A third area of indebtedness to the indigenous traditions of Russian radical thought lay in the Bolshevik expropriation of the populist myth of "the people" as a new source of moral sanction. Shortly after the Bolshevik coup, enemies of the new regime were denounced as "enemies of the people," and ministries of state were rebaptized as "people's commissariats."39 Summary executions soon came to be glorified as "people's justice"; and Bolshevik dictatorships dressed up for export as "people's democracies."40 The vaguely appealing populist belief that "the people" carried within themselves the innate goodness for building a new social order provided the Bolsheviks with the opportunity of camouflaging instruments of state control with the lexicon of popular liberation. Without this widespread belief in "the people" as a regenerative life force, the Bolsheviks would have had far more difficulty convincing the Russian people and themselves that their own coercive measures were morally justified.

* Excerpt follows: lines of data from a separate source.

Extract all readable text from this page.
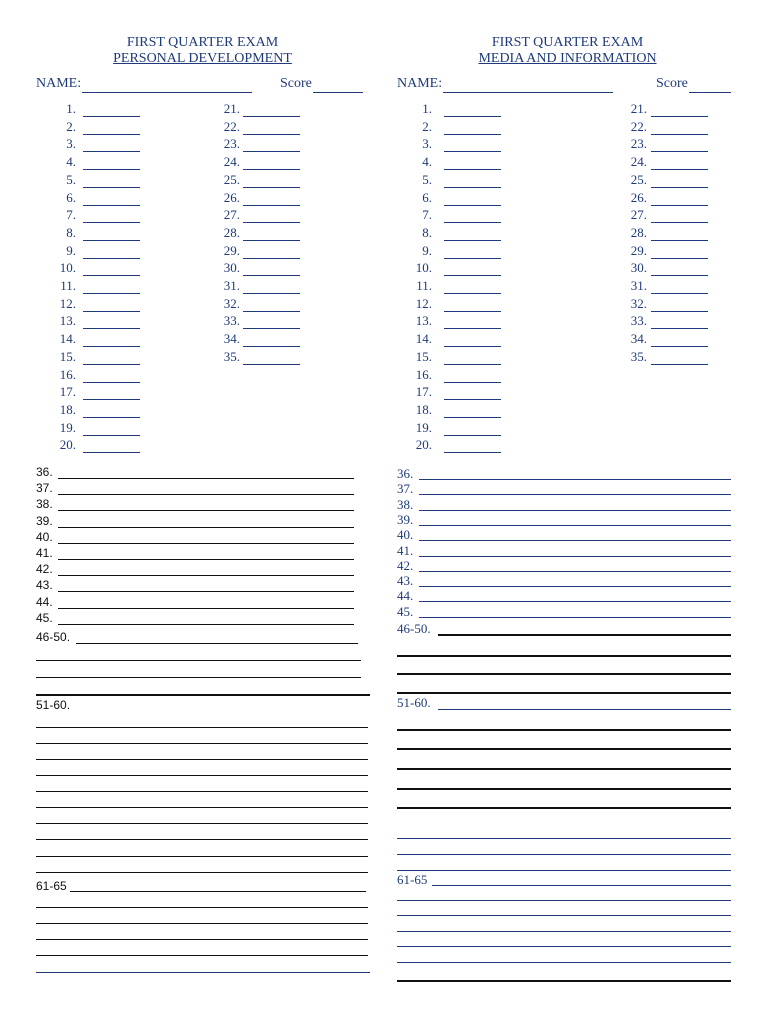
FIRST QUARTER EXAM
PERSONAL DEVELOPMENT
NAME:	Score
1.
2.
3.
4.
5.
6.
7.
8.
9.
10.
11.
12.
13.
14.
15.
16.
17.
18.
19.
20.
21.
22.
23.
24.
25.
26.
27.
28.
29.
30.
31.
32.
33.
34.
35.
36.
37.
38.
39.
40.
41.
42.
43.
44.
45.
46-50.
51-60.
61-65
FIRST QUARTER EXAM
MEDIA AND INFORMATION
NAME:	Score
1.
2.
3.
4.
5.
6.
7.
8.
9.
10.
11.
12.
13.
14.
15.
16.
17.
18.
19.
20.
21.
22.
23.
24.
25.
26.
27.
28.
29.
30.
31.
32.
33.
34.
35.
36.
37.
38.
39.
40.
41.
42.
43.
44.
45.
46-50.
51-60.
61-65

A final borrowing from earlier tradition was the subtle Bolshevik adoption of the concept of the "circle" as a new type of dedicated com-
munity in which all distinctions of class and nationality were eliminated. Such Bolshevik concepts as sacrificial "party spirit" and internal "self-criticism" had been in many ways characteristic of Russian intellectual circles from the first secret gatherings of Novikov and Schwarz in the eighteenth century. The idea that diverse social groupings could find common unity and purpose in a circle dedicated to radical change had been present in some of the early masonic groups, and had become dominant with the entrance of non-aristocratic and national minority elements into the main stream of Russian intellectual life in the late nineteenth century. Lenin accepted in practice, if not in theory, the populists' highly un-Marxian idea that the instrument of radical social change would be an alliance of "workers, peasants, and the intelligentsia." "Poor" and "poor middle" peasants were said to be the proletariat of the countryside; and "progressive" intellectuals and "oppressed" nationalities were invited to join the revolutionary movement.41 During the brief period between the end of the Civil War and his physical deterioration and death, Lenin's attitude toward culture was more that of a nineteenth-century Russian radical fervently committed to Westernization and secularization than that of a twentieth-century totalitarian despot. He had been generally unsympathetic with Bogdanov's wartime effort to build a monolithic new "proletarian culture," and permitted a variety of new artistic schools to flourish after the initiation of the more relaxed New Economic Policy in 1921. Lenin disliked the artistic avant-garde, but viewed their work as incomprehensible rather than dangerous, irrelevant rather than subversive. His main cultural preoccupations were with the spread of basic education and the inexpensive mass publication of older literary classics. It was in essence a neo-populist program tempered with a Victorian emphasis on general utility.
Elements of populist evangelism had already appeared in Lenin's call for a new elite to raise the historical "consciousness" of the working class, and in his insistence on beginning with a new journal. Elements of Vic-torianism were already evident in his patronizing, pedagogic manner, his humorless moral puritanism, and his matter-of-fact distaste for either primitive, popular superstition or sophisticated, intellectual metaphysics. Once in power, Lenin did not forbid further flights of fancy; but he did seek to bring Russian culture back to earth. He was interested in the technical task of spreading literacy rather than the imaginative art of creating literature.42
For all the benefits which he received from the radical intellectual tradition and all of his inner links with it, Lenin paved the way for its destruction. It is not just that he severed the ties that Russia had been developing with Westward-looking political and cultural experimentation.